Yellen pointed out the economy added an average 230,000 jobs a month in 2015, and the unemployment rate has fallen to 5 percent from 10 percent in 2009.
Meanwhile, she said, wage growth is picking up, the pace of job openings hit a record high in March, and the number of Americans switching jobs is near prerecession levels.
“If incoming data are consistent with labor market conditions strengthening and inflation making progress toward our 2 percent objective, as I expect, further gradual increases in the federal funds rate are likely to be appropriate,” she said.
But she didn’t provide a timetable, a retreat from her remarks in late May that a favorable economy likely would lead to a rate increase “in coming months.”
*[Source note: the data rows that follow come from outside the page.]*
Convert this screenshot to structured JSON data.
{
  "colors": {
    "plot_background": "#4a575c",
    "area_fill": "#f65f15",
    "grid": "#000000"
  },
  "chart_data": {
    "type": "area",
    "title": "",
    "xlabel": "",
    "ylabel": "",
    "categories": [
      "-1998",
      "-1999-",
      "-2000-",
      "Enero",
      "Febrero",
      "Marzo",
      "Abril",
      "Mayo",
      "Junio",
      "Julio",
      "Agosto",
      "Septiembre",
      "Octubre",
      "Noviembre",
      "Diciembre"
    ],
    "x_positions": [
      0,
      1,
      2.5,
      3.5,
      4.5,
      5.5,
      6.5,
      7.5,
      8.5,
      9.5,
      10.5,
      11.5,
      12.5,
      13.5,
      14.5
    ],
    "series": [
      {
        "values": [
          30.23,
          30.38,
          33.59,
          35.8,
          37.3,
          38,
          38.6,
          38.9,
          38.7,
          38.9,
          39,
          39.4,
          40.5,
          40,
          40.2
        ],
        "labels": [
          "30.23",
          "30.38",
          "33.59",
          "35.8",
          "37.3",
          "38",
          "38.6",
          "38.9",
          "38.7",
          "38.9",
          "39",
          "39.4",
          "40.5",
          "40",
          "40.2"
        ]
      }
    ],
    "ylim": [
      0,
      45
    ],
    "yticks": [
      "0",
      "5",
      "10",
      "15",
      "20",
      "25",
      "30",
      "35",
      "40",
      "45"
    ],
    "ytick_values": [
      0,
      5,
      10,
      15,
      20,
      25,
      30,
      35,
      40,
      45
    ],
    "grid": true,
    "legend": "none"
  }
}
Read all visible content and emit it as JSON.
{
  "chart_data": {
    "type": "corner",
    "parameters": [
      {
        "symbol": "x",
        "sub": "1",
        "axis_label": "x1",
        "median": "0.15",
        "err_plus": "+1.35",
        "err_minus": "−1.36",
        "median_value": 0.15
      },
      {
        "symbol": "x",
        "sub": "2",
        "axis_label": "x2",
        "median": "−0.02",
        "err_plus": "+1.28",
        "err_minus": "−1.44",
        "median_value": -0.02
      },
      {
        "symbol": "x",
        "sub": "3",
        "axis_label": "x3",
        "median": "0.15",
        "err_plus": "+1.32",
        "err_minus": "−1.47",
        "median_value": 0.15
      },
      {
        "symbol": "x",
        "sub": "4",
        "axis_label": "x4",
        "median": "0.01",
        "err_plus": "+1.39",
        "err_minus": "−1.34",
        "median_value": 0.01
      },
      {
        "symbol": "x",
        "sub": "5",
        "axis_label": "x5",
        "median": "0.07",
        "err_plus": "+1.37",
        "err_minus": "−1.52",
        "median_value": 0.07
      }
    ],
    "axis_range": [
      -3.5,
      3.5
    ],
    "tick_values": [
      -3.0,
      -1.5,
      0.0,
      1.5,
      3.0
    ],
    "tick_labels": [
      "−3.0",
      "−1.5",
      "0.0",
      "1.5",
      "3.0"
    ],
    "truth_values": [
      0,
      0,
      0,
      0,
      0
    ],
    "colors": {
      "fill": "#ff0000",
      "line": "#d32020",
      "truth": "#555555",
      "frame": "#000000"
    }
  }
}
“Recent signs of a slowdown in job creation bear close watching,” she said.
“Unfortunately, as I noted earlier, new questions about the economic outlook have been raised by the recent labor market data,” Yellen said. “Is the markedly reduced pace of hiring in April and May a harbinger of a persistent slowdown in the broader economy? Or will monthly payroll gains move up toward the solid pace they maintained early this year and 2015?”
Some economists have said the Fed likely will want to see at least two solid employment reports before lifting rates.
Yellen’s mixed assessment probably means a July rate hike is still on the table but economic data “will likely need to bat a thousand for that to occur,” economist Michael Feroli of JPMorgan Chase says.